CAFE
Computational Analysis of gene Family Evolution
 All Data Structures Namespaces Files Functions Variables Typedefs Enumerations Enumerator Friends Macros Groups Pages
CAFE Usage

In order to give CAFE commands, you must do it interactively through its shell, or by providing CAFE with a shell script listing CAFE commands. To run CAFE interactively, type cafe at your shell prompt. If all is well, the prompt should change to #. At this point you may now begin inputting commands. To exit the shell, type exit. If you need to run multiple analyses using similar inputs, you can provide CAFE with a shell script. These scripts should be saved as text files with UNIX line endings. Scripts may be then executed from your OS or CAFE's shell. Here is an example:

#! cafe
# version
# date
load -i data/example2.tab -t 10 -l logfile.txt -p 0.05
tree (((chimp:6,human:6):81,(mouse:17,rat:17):70):6,dog:93)
lambda -s -t (((1,1)1,(2,2)2)2,2)
report resultfile

In this example, the first line indicates the location of the CAFE shell program. Subsequently, lines beginning with "#" are regarded as comments. Thus, the example above only executes lines 4, 5, 6 and 7. Remember that to run a script you must make the file executable from your OS shell prompt (in the UNIX shell, this is done with chmod a+x filename). CAFE will automatically exit after the last command in the script is completed, so it is not necessary to specify the exit command.

Running an analysis will generally require at least four commands:

  1. load to specify the gene families to analyze
  2. tree to specify the structure of the phylogenetic tree
  3. lambda to specify a specific lambda value or to have CAFE search for a value
  4. report to return the results of running the analysis

Commands

Caferror

caferror.py is a Python script included with the CAFE v4.0 and later software packages that uses the errormodel command iteratively to estimate error in an input data set with no prior knowledge of the error distribution. caferror.py uses the likelihood scores of runs with varying error models to perform a precise grid search of the likelihood surface. The program first estimates average global error across all species in the input phylogeny and then may continue to individual species estimations depending on -s.

Example

$ python caferror.py [-i shell script filename] [-e initial error value] [-d output directory name] [-l log filename] [-o output filename] [-s value]

Note that:

  1. Python 2.6 or newer must be installed on your machine. You can find it on https://www.python.org;
  2. caferror.py must run in the directory in which CAFE is located, as it uses that path to run CAFE.

Command line options

-i shell script filename: The main input of caferror.py is a CAFE shell script, as shown above. caferror.py will extract the following information needed from the shell script and use it to run CAFE many times to estimate error: the input gene family file from the load command, the tree command, and the lambda command. caferror.py will not overwrite the input script, but will instead write its own.

-e initial error value: This is the value with which caferror will begin the grid search. This should be a floating point value between 0 and 1. Default: 0.4.

-d output directory name: caferror.py runs CAFE many times, and therefore creates and stores many error model and CAFE log files. All CAFE log files, error model files, and caferror.py output files will be stored in a directory specified with this option. If the directory has not been created, caferror.py will create it automatically. Default: caferror_tmp_dir_x, where x is an integer one higher than the previous default directory.

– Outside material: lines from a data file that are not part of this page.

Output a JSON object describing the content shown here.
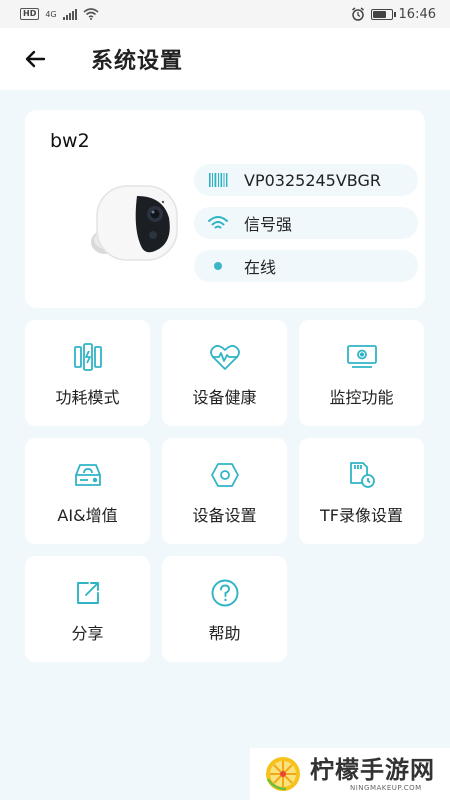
{
  "status_bar": {
    "network": "HD",
    "network_type": "4G",
    "time": "16:46",
    "battery_level": 0.75
  },
  "header": {
    "title": "系统设置",
    "back_icon": "arrow-left-icon"
  },
  "device": {
    "name": "bw2",
    "serial": "VP0325245VBGR",
    "signal": "信号强",
    "status": "在线",
    "colors": {
      "accent": "#2fb4c6",
      "status_dot": "#3bb5c8"
    }
  },
  "tiles": [
    {
      "label": "功耗模式",
      "icon": "power-mode-icon"
    },
    {
      "label": "设备健康",
      "icon": "heart-pulse-icon"
    },
    {
      "label": "监控功能",
      "icon": "monitor-icon"
    },
    {
      "label": "AI&增值",
      "icon": "cloud-storage-icon"
    },
    {
      "label": "设备设置",
      "icon": "settings-hex-icon"
    },
    {
      "label": "TF录像设置",
      "icon": "sd-card-icon"
    },
    {
      "label": "分享",
      "icon": "share-icon"
    },
    {
      "label": "帮助",
      "icon": "help-icon"
    }
  ],
  "watermark": {
    "title": "柠檬手游网",
    "subtitle": "NINGMAKEUP.COM"
  }
}
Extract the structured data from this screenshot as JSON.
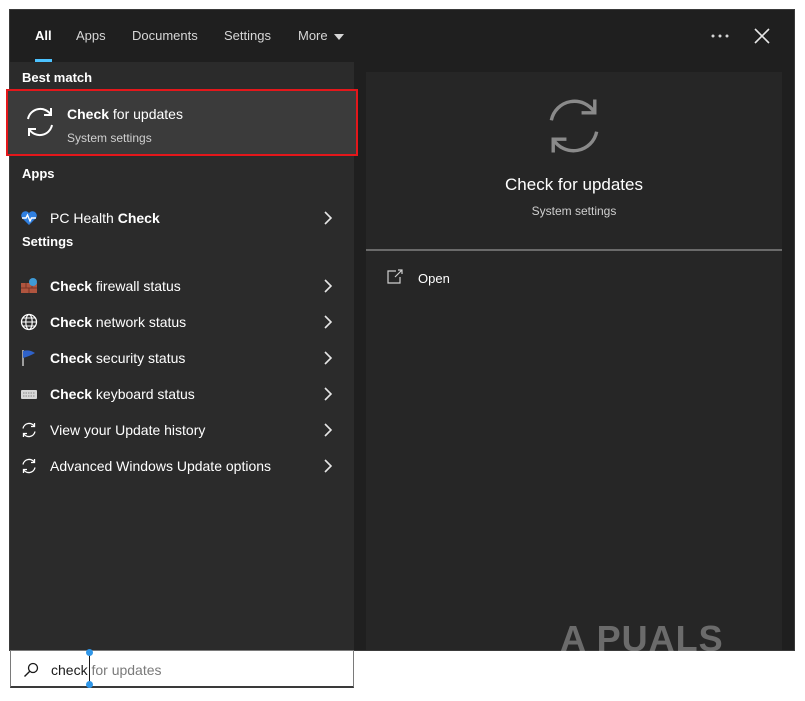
{
  "tabs": [
    {
      "label": "All",
      "active": true
    },
    {
      "label": "Apps"
    },
    {
      "label": "Documents"
    },
    {
      "label": "Settings"
    },
    {
      "label": "More"
    }
  ],
  "window_buttons": {
    "options_icon": "ellipsis-icon",
    "close_icon": "close-icon"
  },
  "left": {
    "best_match_heading": "Best match",
    "best_match": {
      "title_bold": "Check",
      "title_rest": " for updates",
      "subtitle": "System settings",
      "icon": "refresh-icon"
    },
    "apps_heading": "Apps",
    "apps": [
      {
        "pre": "PC Health ",
        "bold": "Check",
        "post": "",
        "icon": "health-heart-icon"
      }
    ],
    "settings_heading": "Settings",
    "settings": [
      {
        "pre": "",
        "bold": "Check",
        "post": " firewall status",
        "icon": "firewall-icon"
      },
      {
        "pre": "",
        "bold": "Check",
        "post": " network status",
        "icon": "globe-icon"
      },
      {
        "pre": "",
        "bold": "Check",
        "post": " security status",
        "icon": "flag-icon"
      },
      {
        "pre": "",
        "bold": "Check",
        "post": " keyboard status",
        "icon": "keyboard-icon"
      },
      {
        "pre": "View your Update history",
        "bold": "",
        "post": "",
        "icon": "refresh-icon"
      },
      {
        "pre": "Advanced Windows Update options",
        "bold": "",
        "post": "",
        "icon": "refresh-icon"
      }
    ]
  },
  "preview": {
    "title": "Check for updates",
    "subtitle": "System settings",
    "open_label": "Open",
    "icon": "refresh-icon"
  },
  "search": {
    "typed": "check",
    "suggestion": " for updates",
    "icon": "search-icon"
  },
  "watermark": "A PUALS",
  "colors": {
    "highlight_border": "#e4171b",
    "accent": "#4cc2ff"
  }
}
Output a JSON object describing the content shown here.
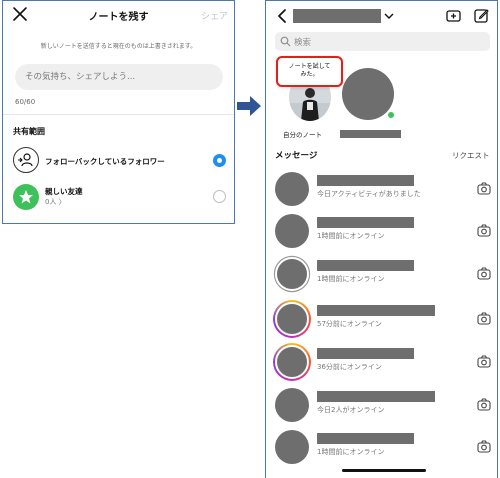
{
  "left_panel": {
    "title": "ノートを残す",
    "share_label": "シェア",
    "description": "新しいノートを送信すると現在のものは上書きされます。",
    "input_placeholder": "その気持ち、シェアしよう...",
    "char_count": "60/60",
    "section_title": "共有範囲",
    "options": [
      {
        "label": "フォローバックしているフォロワー",
        "sublabel": "",
        "selected": true,
        "icon": "follow-back-person-icon"
      },
      {
        "label": "親しい友達",
        "sublabel": "0人 〉",
        "selected": false,
        "icon": "green-star-icon"
      }
    ],
    "icons": {
      "close": "close-icon"
    }
  },
  "right_panel": {
    "search_placeholder": "検索",
    "my_note": {
      "bubble_text_line1": "ノートを試して",
      "bubble_text_line2": "みた。",
      "label": "自分のノート"
    },
    "messages_title": "メッセージ",
    "requests_label": "リクエスト",
    "messages": [
      {
        "status": "今日アクティビティがありました",
        "ring": "none"
      },
      {
        "status": "1時間前にオンライン",
        "ring": "none"
      },
      {
        "status": "1時間前にオンライン",
        "ring": "grey"
      },
      {
        "status": "57分前にオンライン",
        "ring": "story"
      },
      {
        "status": "36分前にオンライン",
        "ring": "story"
      },
      {
        "status": "今日2人がオンライン",
        "ring": "none"
      },
      {
        "status": "1時間前にオンライン",
        "ring": "none"
      }
    ],
    "icons": {
      "back": "back-chevron-icon",
      "video": "video-call-icon",
      "edit": "new-message-icon",
      "search": "search-icon",
      "camera": "camera-icon"
    },
    "colors": {
      "online": "#3ec05a",
      "highlight": "#e0201a",
      "accent": "#1e8ff0"
    }
  }
}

-l log filename: caferror.py keeps track of the error estimates and scores in its own log file. This is also where you will find the final error estimates. The user may specify the name of the file with this option. Default: caferrorLog.txt.

-o output filename: The user may specify a name for the output file with this option. The error estimation algorithms create a curve for visualization if plotted, and this output file contains two tab-delimited columns consisting of error model and the corresponding score while using that error model. Simply copy and paste these data points into your favorite graphing software to see how caferror.py estimated the error. Default: caferror_default_output.txt.

Note: this option outputs data points for the global error estimation.